As oitivas no Supremo Tribunal Federal sobre o caso Banco Master revelaram contradições entre os banqueiros investigados e levaram à realização de uma acareação
Por Oscar de Barros, compartilhado der Pensa Piauí
Foto: Ailton de Aquino Santos, Daniel Vorcaro e Paulo Henrique Costa
As oitivas no Supremo Tribunal Federal sobre o caso Banco Master revelaram contradições entre os banqueiros investigados e levaram à realização de uma acareação. As investigações apuram suspeita de fraude financeira bilionária envolvendo a tentativa de venda do banco ao BRB.
O QUE HOUVE
Os procedimentos conduzidos no Supremo Tribunal Federal (STF) no âmbito do caso Banco Master avançaram nesta terça-feira (30) com a realização de oitivas, o surgimento de contradições entre banqueiros investigados e a confirmação de uma acareação. O diretor de Fiscalização do Banco Central foi dispensado desse último procedimento após prestar esclarecimentos considerados suficientes.

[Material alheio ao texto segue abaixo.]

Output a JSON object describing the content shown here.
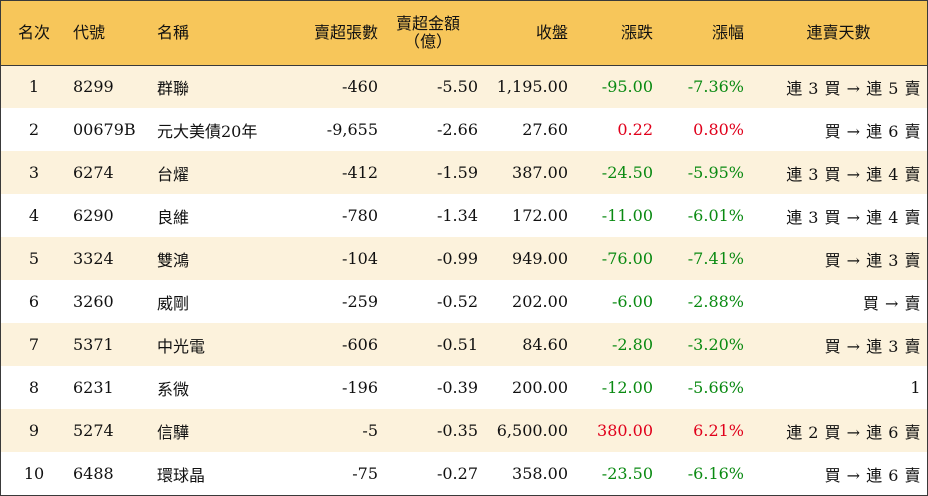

Por volta das 14h, a Polícia Federal iniciou os depoimentos de Daniel Vorcaro, controlador do Banco Master; em seguida, de Paulo Henrique Costa, ex-presidente do Banco de Brasília (BRB); e, por último, de Ailton de Aquino Santos, diretor do Banco Central. As oitivas foram conduzidas pela delegada Janaína Palazzo e acompanhadas por um representante do Ministério Público Federal e por um juiz auxiliar do gabinete do relator, Dias Toffoli.
Nos momentos iniciais, o clima foi de tensão, em razão de debates sobre o rito do procedimento e a possibilidade de acareação. Cada um dos banqueiros foi ouvido por cerca de duas horas e meia. Já o diretor do Banco Central permaneceu pouco mais de uma hora prestando esclarecimentos. Ao fim, o juiz auxiliar autorizou sua dispensa da acareação, após avaliação de que o depoimento havia sido claro e objetivo.
As versões apresentadas por Vorcaro e Paulo Henrique Costa, no entanto, exibiram divergências e contradições, o que levou a delegada a optar pela acareação entre ambos. O procedimento durou aproximadamente 40 minutos.
Durante os questionamentos, os dois executivos foram confrontados sobre a atuação do Banco Central no processo de liquidação do Banco Master, especialmente quanto ao intervalo entre os primeiros indícios de fraude e a decretação da medida, conforme já havia sido noticiado pela CNN Brasil.
Os banqueiros são investigados por suspeita de participação na criação de uma carteira de crédito considerada falsa, que teria sido utilizada na tentativa de venda do Banco Master ao BRB. A irregularidade foi identificada pelo Banco Central, que posteriormente determinou a liquidação da instituição privada.
Fontes que acompanham o inquérito avaliam que o depoimento de Ailton de Aquino teve peso relevante para o avanço das investigações, ao expor inconsistências que fragilizam a posição dos dois banqueiros. As diligências contaram ainda com a presença de um representante da Procuradoria-Geral da República. A delegada responsável recebeu sugestões de perguntas do gabinete do relator e também formulou questionamentos próprios ao longo da apuração.